Manjaro Linux Team Goes on Strike, Threatens to Fork the Project
Manjaro Linux Team Goes on Strike, Threatens to Fork the Project
and the certs lapsed again after volunteers built tooling to Prevent That
but somebody never set up the cron job to run it
I liked Manjaro, they had a nice theme, it was in the direction of Arch, but still had some guardrails for the noobish.
Then my system kept breaking, then they screwed up their certs. If they want to fork it and go forward with a different focus/ideology, that’s fine by me.
Could you please explain why not renewing their certs is such a serious betrayal? Like, if they fixed it, isn’t that okay? And even if it happened again, and they fixed it again, isn’t it human to err? Or why is it such a harsh offense?
Serious question, I don’t know the consequences of not renewing these certs. 😊
It’s pretty hard to forget certificate renewal (most of the time there are plenty of reminders sent and warnings given)
Oh boy. Seems to be the opposite in real life. Especially when it comes to managing stored cert of businesses partners. It has gotten somewhat better now of course, but three years ago most of my company’s sev1 production issues were due to lapsing or unscheduled cert changes.
People are very harsh with Manjaro. There’s more than just a list of objective facts unfortunately. I suppose there were some bruised egos at some point.

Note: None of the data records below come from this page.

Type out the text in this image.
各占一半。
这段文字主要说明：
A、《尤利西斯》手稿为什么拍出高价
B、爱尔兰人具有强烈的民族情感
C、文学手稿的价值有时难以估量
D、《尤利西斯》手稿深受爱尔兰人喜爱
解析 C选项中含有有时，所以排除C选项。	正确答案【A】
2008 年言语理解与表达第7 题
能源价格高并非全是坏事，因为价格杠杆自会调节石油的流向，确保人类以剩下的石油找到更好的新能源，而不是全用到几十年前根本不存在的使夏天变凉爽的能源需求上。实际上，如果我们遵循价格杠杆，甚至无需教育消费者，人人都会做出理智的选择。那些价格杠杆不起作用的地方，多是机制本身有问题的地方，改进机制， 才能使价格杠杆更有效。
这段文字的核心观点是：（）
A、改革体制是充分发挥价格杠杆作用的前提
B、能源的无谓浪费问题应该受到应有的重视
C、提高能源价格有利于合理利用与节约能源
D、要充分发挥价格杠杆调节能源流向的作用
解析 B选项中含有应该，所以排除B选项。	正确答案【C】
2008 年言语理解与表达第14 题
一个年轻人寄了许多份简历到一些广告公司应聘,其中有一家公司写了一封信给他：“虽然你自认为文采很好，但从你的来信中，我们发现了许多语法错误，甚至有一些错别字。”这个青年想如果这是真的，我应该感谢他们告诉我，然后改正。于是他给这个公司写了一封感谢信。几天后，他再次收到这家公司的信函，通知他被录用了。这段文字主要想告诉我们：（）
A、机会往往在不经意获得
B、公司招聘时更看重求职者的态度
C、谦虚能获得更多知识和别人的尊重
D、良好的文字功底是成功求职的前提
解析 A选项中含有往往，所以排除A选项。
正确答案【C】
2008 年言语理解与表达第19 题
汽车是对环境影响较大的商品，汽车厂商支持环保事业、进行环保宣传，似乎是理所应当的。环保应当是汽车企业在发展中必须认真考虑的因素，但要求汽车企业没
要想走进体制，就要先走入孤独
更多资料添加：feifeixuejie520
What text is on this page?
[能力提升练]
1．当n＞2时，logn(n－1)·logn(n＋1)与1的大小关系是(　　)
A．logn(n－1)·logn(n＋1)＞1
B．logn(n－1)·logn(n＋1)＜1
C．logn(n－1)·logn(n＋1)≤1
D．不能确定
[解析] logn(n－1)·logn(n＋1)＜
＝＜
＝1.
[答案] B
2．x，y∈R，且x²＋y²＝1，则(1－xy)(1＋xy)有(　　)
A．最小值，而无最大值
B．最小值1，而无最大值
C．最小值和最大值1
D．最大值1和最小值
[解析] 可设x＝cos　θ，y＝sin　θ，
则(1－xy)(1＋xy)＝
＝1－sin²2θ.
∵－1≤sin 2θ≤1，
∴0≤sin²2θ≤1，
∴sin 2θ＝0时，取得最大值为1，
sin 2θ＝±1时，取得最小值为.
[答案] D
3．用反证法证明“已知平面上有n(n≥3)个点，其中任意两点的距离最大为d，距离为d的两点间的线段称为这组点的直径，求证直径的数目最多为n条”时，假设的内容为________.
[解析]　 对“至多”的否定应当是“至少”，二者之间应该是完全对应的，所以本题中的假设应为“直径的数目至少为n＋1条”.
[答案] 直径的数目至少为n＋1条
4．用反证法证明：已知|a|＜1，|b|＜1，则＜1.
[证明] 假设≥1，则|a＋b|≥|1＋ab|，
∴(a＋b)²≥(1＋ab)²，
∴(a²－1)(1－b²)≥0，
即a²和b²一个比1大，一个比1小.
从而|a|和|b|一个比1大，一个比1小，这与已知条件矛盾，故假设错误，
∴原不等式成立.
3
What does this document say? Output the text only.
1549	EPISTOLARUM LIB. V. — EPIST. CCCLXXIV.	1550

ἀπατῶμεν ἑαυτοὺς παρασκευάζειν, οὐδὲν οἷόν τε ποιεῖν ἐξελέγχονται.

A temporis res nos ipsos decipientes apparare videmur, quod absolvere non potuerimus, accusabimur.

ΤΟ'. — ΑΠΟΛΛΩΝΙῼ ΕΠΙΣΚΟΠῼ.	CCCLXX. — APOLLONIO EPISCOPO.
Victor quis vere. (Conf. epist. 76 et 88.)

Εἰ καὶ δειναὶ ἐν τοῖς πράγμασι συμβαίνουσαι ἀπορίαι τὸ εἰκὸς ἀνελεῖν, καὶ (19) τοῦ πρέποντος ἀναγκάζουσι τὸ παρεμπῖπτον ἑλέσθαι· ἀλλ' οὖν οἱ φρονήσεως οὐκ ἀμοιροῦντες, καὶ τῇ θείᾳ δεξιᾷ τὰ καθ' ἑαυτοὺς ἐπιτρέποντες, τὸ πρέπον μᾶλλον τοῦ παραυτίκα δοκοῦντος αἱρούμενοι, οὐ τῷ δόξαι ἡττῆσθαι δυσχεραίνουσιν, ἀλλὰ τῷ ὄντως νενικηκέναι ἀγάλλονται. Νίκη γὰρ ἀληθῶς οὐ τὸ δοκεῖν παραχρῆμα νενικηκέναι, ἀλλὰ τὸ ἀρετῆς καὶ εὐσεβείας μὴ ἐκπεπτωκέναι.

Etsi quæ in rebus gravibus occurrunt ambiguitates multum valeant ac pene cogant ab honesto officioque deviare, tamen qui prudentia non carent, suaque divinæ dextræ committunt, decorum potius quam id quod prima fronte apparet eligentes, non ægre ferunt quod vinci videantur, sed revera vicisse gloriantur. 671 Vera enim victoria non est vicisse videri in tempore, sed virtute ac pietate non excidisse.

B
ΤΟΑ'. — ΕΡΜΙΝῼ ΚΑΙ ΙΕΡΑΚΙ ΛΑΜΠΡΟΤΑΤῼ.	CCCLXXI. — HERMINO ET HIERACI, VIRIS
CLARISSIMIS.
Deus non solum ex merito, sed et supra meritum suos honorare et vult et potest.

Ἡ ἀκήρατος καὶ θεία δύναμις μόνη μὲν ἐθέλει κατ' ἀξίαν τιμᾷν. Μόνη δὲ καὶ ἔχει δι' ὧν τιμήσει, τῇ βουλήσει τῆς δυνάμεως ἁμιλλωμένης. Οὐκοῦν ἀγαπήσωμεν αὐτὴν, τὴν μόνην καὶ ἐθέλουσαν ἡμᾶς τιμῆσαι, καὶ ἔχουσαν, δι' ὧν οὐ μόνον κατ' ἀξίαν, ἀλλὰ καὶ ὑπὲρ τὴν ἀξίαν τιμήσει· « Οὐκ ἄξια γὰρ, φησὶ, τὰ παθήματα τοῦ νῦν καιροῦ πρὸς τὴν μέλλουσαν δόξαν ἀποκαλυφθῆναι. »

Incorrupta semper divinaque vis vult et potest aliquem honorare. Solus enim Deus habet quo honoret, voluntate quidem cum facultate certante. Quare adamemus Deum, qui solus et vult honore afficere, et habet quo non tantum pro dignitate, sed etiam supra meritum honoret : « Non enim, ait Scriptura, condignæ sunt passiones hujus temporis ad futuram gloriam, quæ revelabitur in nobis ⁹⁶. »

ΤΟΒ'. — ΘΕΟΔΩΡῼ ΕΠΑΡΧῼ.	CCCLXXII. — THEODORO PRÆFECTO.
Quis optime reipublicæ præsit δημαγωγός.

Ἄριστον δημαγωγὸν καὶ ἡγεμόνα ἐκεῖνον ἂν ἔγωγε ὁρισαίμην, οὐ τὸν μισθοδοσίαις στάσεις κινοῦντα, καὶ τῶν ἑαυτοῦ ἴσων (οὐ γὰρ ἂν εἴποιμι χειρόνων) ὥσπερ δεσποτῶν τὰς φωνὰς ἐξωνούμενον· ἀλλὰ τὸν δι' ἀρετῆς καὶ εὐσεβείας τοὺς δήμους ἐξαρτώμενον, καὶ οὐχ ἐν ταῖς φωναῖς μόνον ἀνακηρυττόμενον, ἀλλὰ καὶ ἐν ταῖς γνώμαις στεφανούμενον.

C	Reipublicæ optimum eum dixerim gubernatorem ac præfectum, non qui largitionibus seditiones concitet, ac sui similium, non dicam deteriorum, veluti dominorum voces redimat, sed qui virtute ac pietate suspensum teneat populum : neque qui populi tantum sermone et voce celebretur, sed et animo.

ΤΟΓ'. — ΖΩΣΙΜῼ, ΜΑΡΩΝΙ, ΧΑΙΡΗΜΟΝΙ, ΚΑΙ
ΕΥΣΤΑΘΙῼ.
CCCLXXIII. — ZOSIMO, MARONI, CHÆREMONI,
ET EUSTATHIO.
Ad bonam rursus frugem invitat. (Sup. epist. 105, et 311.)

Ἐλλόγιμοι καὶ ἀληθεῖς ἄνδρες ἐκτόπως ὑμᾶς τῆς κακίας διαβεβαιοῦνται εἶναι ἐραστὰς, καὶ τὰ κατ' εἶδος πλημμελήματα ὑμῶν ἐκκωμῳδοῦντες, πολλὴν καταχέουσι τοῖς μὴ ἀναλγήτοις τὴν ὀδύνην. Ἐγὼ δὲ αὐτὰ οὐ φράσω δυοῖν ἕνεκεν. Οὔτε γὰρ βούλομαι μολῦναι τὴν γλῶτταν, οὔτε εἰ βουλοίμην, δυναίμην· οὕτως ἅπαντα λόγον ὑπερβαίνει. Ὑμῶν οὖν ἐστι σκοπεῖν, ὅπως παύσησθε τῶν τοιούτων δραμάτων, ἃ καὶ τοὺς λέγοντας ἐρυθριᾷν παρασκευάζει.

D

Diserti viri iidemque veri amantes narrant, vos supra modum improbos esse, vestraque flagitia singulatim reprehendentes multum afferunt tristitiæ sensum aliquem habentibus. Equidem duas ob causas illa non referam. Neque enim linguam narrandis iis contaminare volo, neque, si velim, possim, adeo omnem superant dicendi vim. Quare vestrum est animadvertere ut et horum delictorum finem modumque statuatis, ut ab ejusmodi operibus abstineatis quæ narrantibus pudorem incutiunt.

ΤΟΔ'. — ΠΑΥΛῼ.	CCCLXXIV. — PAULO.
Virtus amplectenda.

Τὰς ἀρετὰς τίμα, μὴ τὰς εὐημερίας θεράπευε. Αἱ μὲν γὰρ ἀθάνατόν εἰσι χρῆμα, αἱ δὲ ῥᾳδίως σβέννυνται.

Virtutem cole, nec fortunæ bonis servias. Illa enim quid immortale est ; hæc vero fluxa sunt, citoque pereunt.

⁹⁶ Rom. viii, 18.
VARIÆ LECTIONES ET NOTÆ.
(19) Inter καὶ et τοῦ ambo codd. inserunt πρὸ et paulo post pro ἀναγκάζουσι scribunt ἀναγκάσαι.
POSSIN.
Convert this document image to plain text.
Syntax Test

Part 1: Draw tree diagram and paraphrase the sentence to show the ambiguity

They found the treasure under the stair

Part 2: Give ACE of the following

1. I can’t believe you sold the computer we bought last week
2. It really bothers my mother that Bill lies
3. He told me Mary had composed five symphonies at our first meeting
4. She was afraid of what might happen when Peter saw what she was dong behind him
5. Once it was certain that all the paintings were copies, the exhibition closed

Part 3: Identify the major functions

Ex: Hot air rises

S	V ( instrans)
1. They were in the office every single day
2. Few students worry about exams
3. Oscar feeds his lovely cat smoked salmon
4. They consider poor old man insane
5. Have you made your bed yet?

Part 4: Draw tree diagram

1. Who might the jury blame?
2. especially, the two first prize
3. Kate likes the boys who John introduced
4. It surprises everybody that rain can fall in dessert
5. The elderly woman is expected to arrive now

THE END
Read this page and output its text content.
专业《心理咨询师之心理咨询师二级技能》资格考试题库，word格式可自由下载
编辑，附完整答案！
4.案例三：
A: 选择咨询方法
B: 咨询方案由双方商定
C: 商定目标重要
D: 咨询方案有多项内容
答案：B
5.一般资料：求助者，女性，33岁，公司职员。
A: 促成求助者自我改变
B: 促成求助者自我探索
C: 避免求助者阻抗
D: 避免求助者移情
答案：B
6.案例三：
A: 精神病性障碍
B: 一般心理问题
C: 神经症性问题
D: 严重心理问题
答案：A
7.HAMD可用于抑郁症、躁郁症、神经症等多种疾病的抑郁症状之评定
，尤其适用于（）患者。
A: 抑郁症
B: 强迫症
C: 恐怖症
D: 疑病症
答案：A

The certs issue wasn’t a big deal, it didn’t change anything for me as a user. It just paints a bad image.
Failing to renew TLS certificates on time multiple times is enough to never touch it again, but there’s also been a lot of other problems with Manjaro.
When I used Manjaro, it never made it more than 6 weeks before something would catastrophically break and I’d have to roll back using snapshots.
I had to check boxes for gaming packages specifically to get installed. It’s an extremely fast Arch fork first and foremost, with gaming features second.
I thought it’d be gaming first too but it was clear during install that’s more of an “oh also”.
I used to hop distributions in my youth, between 2000 and 2019. I have settled on Manjaro and never looked back. As of today, my desktop works perfectly and I have not seen any stability issues.
I am considering testing openSUSE Slowroll in the coming months but not on my main computer. What’s holding me back is that I can’t see any momentum behind Slowroll. I have no clue if the solution will be supported for a long period. I’d like to have more guarantees than what is on openSUSE website.
Great answer. Thank you!
I hope openSUSE will eventually get around and enjoy some much deserved momentum. I feel it isn’t quite reaching its full potential as a project, because it (somehow) fails to attract a bigger audience. Don’t get me wrong, it’s definitely doing well and it holds its own admirably. But, (going off of ProtonDB’s data) where Fedora (together with its derivatives) managed to effectively increase its market share by at least 400%, openSUSE^[It’s the green colored bar found right under Manjaro] -despite Tumbleweed making more sense for gaming- was only able to keep what it had…
bootc might have played a role in EU_OS’ decision to pick Fedora over openSUSE. Back then, it wasn’t possible to use it outside of Fedora’s ecosystem. But Bootcrew has since released bootc images for other distros; including openSUSE. So hopefully they will reconsider it.